The major strength of the Italian study is that all the endpoints were adjudicated by an independent national organization, which was linked to Italy’s national health system, so not only were the results reliable but they also were free of missing values. The downside of this approach is that the data are limited to hard endpoints such as death, reoperation, and HF admissions that are captured in a nationwide database, whereas softer endpoints, such as recurrent MR and other echocardiographic measures, were not available in the national database. Also, post-operative visit information, such as functional state, arrhythmias, and oral anticoagulation use, were not available. In addition, this was a low-risk cohort (the mean EuroSCORE II was 0.92%). The primary indication for MVr was the presence of severe MR. Few patients had more than mild symptoms (11%), AF (16%), or reduced LVEF (mean 60%).
Currently there are randomized trials evaluating MVr vs. TEER. However, such studies will be difficult to interpret because of the limitations of TEER. Percutaneously clipping the MV cannot adequately address anterior leaflet disease or Barlow’s disease. Also, TEER currently does not involve annuloplasty, which is believed to be an integral part of MVr, with poorer outcomes when it is omitted. In addition, TEER currently cannot deliver artificial chords and other fine points of MVr. I believe these outstanding results from a single center of excellence in cardiac surgery will relegate TEER to a secondary less invasive alternative when surgery is too high-risk or is not expected to be successful.
Finally, it should be emphasized that almost all the patients did not have limiting symptoms, low LVEFs, elevated pulmonary artery pressures, or atrial fibrillation. They were referred to surgery mainly for the presence of severe MR (92%) before these complications occurred. Thus, this study supports the concept that earlier surgery when severe MR is recognized is preferable to waiting for symptoms or complications to occur.

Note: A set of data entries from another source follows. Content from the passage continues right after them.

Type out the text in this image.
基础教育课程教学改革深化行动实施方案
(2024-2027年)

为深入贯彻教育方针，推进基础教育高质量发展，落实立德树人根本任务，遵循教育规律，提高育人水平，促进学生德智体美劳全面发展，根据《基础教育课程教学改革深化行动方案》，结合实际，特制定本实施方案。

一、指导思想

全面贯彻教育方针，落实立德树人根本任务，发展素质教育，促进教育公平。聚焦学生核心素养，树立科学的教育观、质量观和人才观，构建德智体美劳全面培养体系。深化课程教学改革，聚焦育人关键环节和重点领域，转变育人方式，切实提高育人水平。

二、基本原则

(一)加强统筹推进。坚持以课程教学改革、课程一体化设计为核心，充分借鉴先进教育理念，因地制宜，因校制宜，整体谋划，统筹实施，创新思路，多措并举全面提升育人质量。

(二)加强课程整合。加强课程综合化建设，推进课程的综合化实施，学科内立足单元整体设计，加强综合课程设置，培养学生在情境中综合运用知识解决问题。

Michael H. Crawford, MD, is Professor Emeritus of Medicine and Consulting Cardiologist, UCSF Health, San Francisco.
A large, single-center, contemporary long-term follow-up of degenerative mitral valve disease patients undergoing mitral valve repair surgery has shown that 30-day post-operative mortality is < 1% and a median almost nine-year follow-up survival is 90%. Somewhat worse outcomes were observed in those with preoperative symptoms, reduced left ventricular function, atrial fibrillation, and isolated anterior leaflet disease.